Topological Quantum Liquids with Quaternion Non-Abelian Statistics

TL;DR

This paper explores how three types of two-dimensional tetrad magnetic orders, characterized by different ground state manifolds, lead to distinct gapped quantum liquids with Abelian and non-Abelian topological orders upon disordering.

Contribution

It introduces three new classes of tetrad orders with unique ground state manifolds and demonstrates their transition into topologically ordered liquids described by gauge theories, including a non-Abelian quaternion gauge theory.

Findings

Disorder of SO(3) tetrad order yields Z_2 topological order.

Disorder of S^3/Z_4 tetrad order yields Z_4 topological order.

Disorder of S^3/Q_8 tetrad order yields a non-Abelian quaternion gauge theory with 22-fold degeneracy.

Abstract

Noncollinear magnetic order is typically characterized by a "tetrad" ground state manifold (GSM) of three perpendicular vectors or nematic-directors.

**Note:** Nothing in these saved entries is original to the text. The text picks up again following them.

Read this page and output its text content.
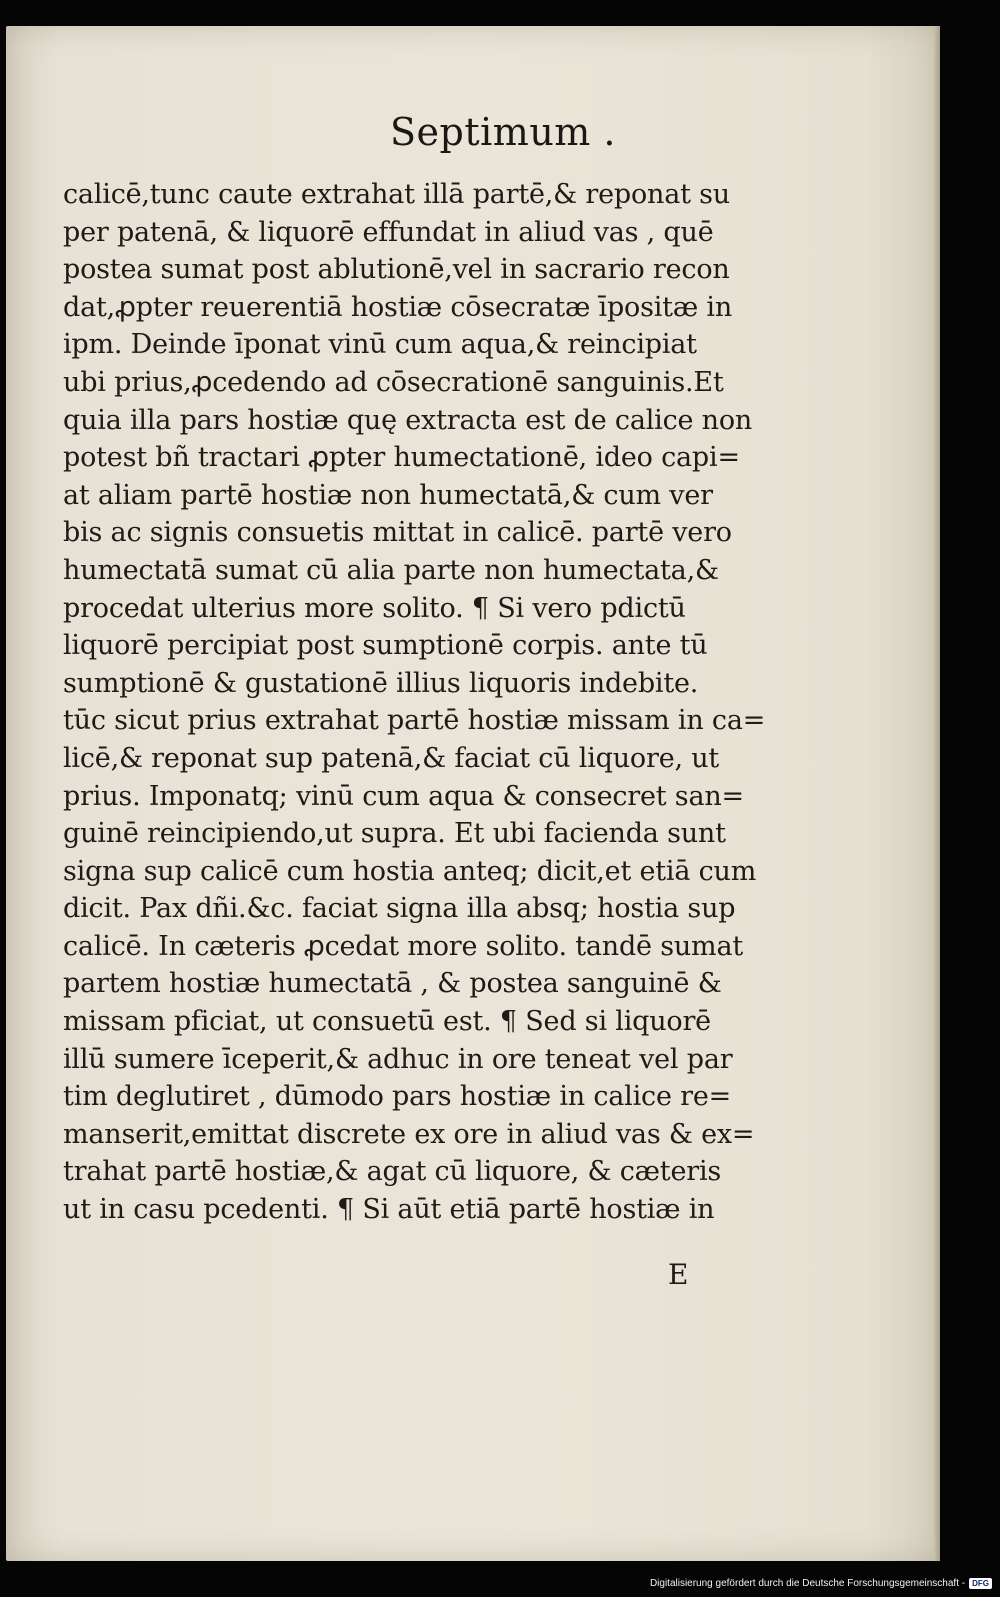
Septimum .
calicē,tunc caute extrahat illā partē,& reponat su
per patenā, & liquorē effundat in aliud vas , quē
postea sumat post ablutionē,vel in sacrario recon
dat,ꝓpter reuerentiā hostiæ cōsecratæ īpositæ in
ipm. Deinde īponat vinū cum aqua,& reincipiat
ubi prius,ꝓcedendo ad cōsecrationē sanguinis.Et
quia illa pars hostiæ quę extracta est de calice non
potest bñ tractari ꝓpter humectationē, ideo capi=
at aliam partē hostiæ non humectatā,& cum ver
bis ac signis consuetis mittat in calicē. partē vero
humectatā sumat cū alia parte non humectata,&
procedat ulterius more solito. ¶ Si vero pdictū
liquorē percipiat post sumptionē corpis. ante tū
sumptionē & gustationē illius liquoris indebite.
tūc sicut prius extrahat partē hostiæ missam in ca=
licē,& reponat sup patenā,& faciat cū liquore, ut
prius. Imponatq; vinū cum aqua & consecret san=
guinē reincipiendo,ut supra. Et ubi facienda sunt
signa sup calicē cum hostia anteq; dicit,et etiā cum
dicit. Pax dñi.&c. faciat signa illa absq; hostia sup
calicē. In cæteris ꝓcedat more solito. tandē sumat
partem hostiæ humectatā , & postea sanguinē &
missam pficiat, ut consuetū est. ¶ Sed si liquorē
illū sumere īceperit,& adhuc in ore teneat vel par
tim deglutiret , dūmodo pars hostiæ in calice re=
manserit,emittat discrete ex ore in aliud vas & ex=
trahat partē hostiæ,& agat cū liquore, & cæteris
ut in casu pcedenti. ¶ Si aūt etiā partē hostiæ in
E
Digitalisierung gefördert durch die Deutsche Forschungsgemeinschaft - DFG
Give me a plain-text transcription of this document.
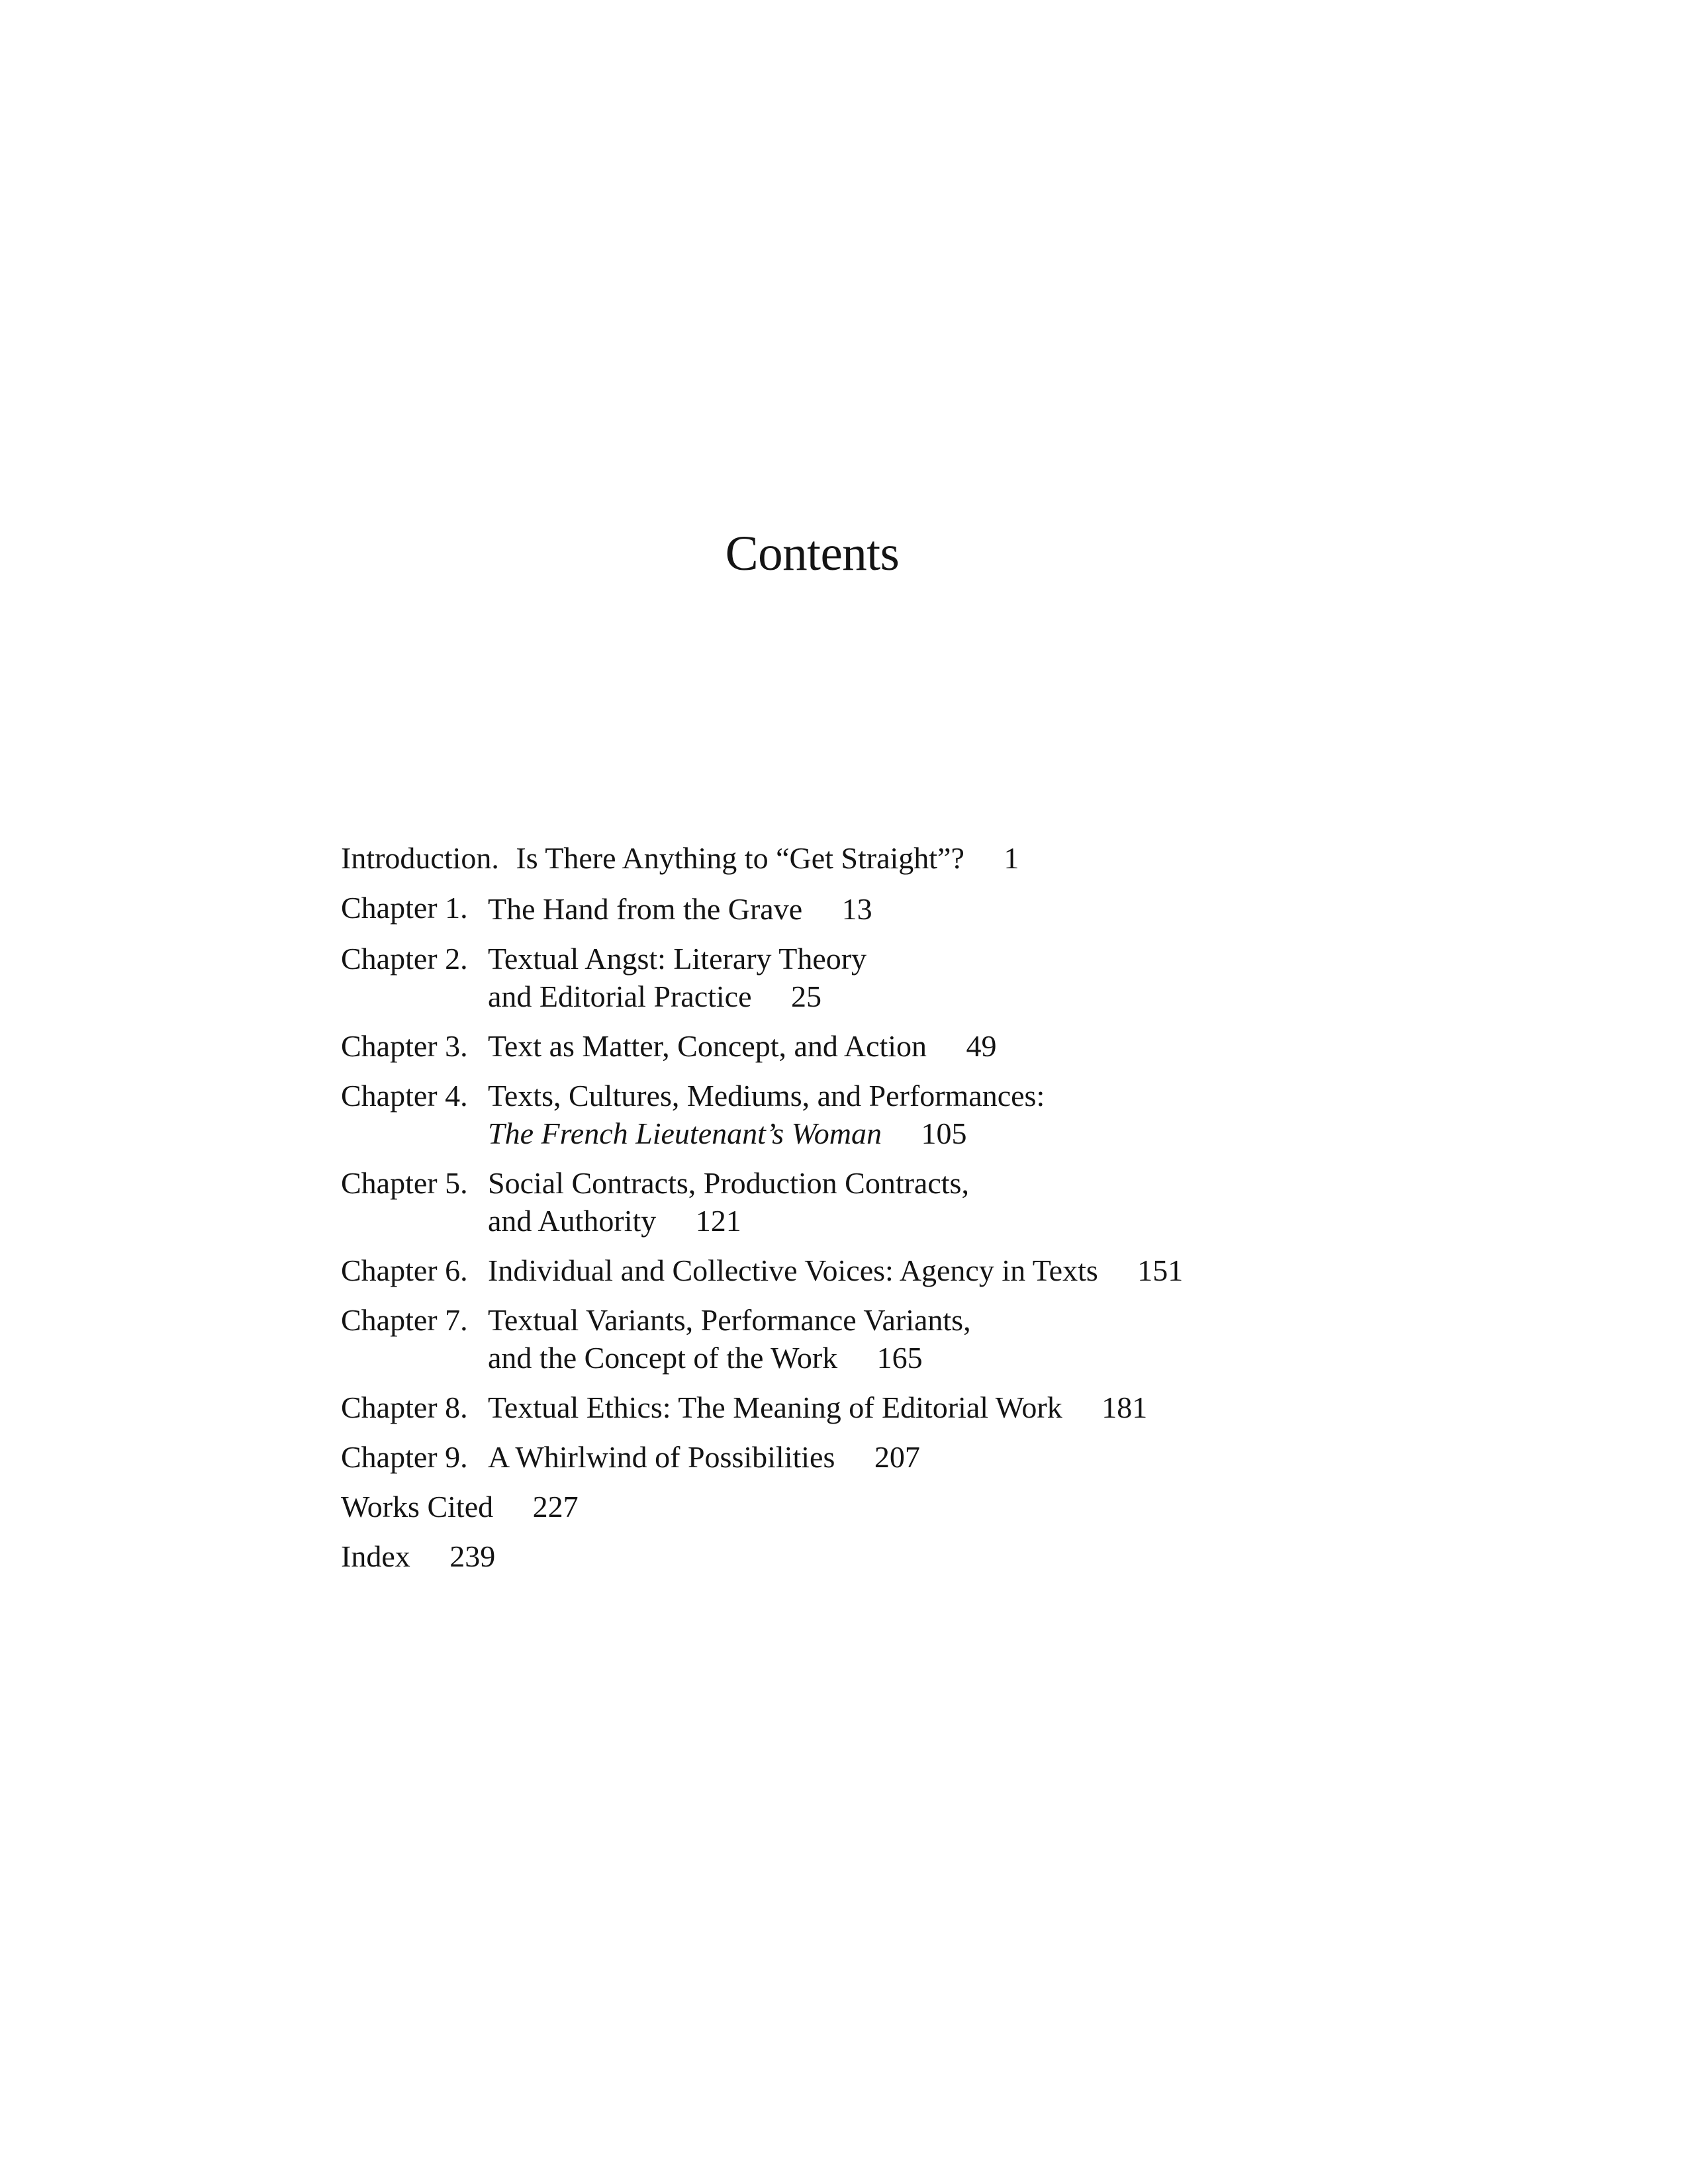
Contents
Introduction. Is There Anything to “Get Straight”? 1
Chapter 1. The Hand from the Grave 13
Chapter 2. Textual Angst: Literary Theory
and Editorial Practice 25
Chapter 3. Text as Matter, Concept, and Action 49
Chapter 4. Texts, Cultures, Mediums, and Performances:
The French Lieutenant’s Woman 105
Chapter 5. Social Contracts, Production Contracts,
and Authority 121
Chapter 6. Individual and Collective Voices: Agency in Texts 151
Chapter 7. Textual Variants, Performance Variants,
and the Concept of the Work 165
Chapter 8. Textual Ethics: The Meaning of Editorial Work 181
Chapter 9. A Whirlwind of Possibilities 207
Works Cited 227
Index 239
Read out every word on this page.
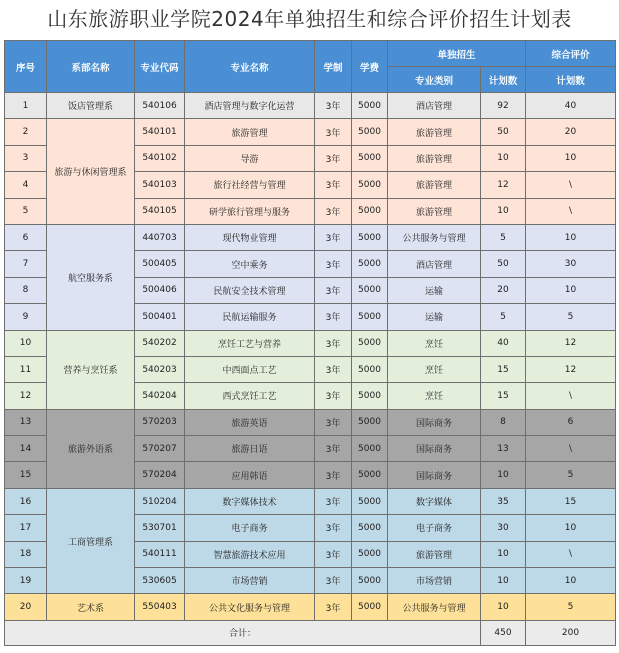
山东旅游职业学院2024年单独招生和综合评价招生计划表
序号	系部名称	专业代码	专业名称	学制	学费	单独招生		综合评价
						专业类别	计划数	计划数
1	饭店管理系	540106	酒店管理与数字化运营	3年	5000	酒店管理	92	40
2	旅游与休闲管理系	540101	旅游管理	3年	5000	旅游管理	50	20
3		540102	导游	3年	5000	旅游管理	10	10
4		540103	旅行社经营与管理	3年	5000	旅游管理	12	\
5		540105	研学旅行管理与服务	3年	5000	旅游管理	10	\
6	航空服务系	440703	现代物业管理	3年	5000	公共服务与管理	5	10
7		500405	空中乘务	3年	5000	酒店管理	50	30
8		500406	民航安全技术管理	3年	5000	运输	20	10
9		500401	民航运输服务	3年	5000	运输	5	5
10	营养与烹饪系	540202	烹饪工艺与营养	3年	5000	烹饪	40	12
11		540203	中西面点工艺	3年	5000	烹饪	15	12
12		540204	西式烹饪工艺	3年	5000	烹饪	15	\
13	旅游外语系	570203	旅游英语	3年	5000	国际商务	8	6
14		570207	旅游日语	3年	5000	国际商务	13	\
15		570204	应用韩语	3年	5000	国际商务	10	5
16	工商管理系	510204	数字媒体技术	3年	5000	数字媒体	35	15
17		530701	电子商务	3年	5000	电子商务	30	10
18		540111	智慧旅游技术应用	3年	5000	旅游管理	10	\
19		530605	市场营销	3年	5000	市场营销	10	10
20	艺术系	550403	公共文化服务与管理	3年	5000	公共服务与管理	10	5
合计：							450	200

We study three types of tetrad orders in two spatial dimensions, whose GSMs are SO(3) = S^3/Z_2, S^3/Z_4, and S^3/Q_8, respectively. Q_8 denotes the non-Abelian quaternion group with eight elements. We demonstrate that after quantum disordering these three types of tetrad orders, the systems enter fully gapped liquid phases described by Z_2, Z_4, and non-Abelian quaternion gauge field theories, respectively. The latter case realizes Kitaev's non-Abelian toric code in terms of a rather simple spin-1 SU(2) quantum magnet. This non-Abelian topological phase possesses a 22-fold ground state degeneracy on the torus arising from the 22 representations of the Drinfeld double of Q_8.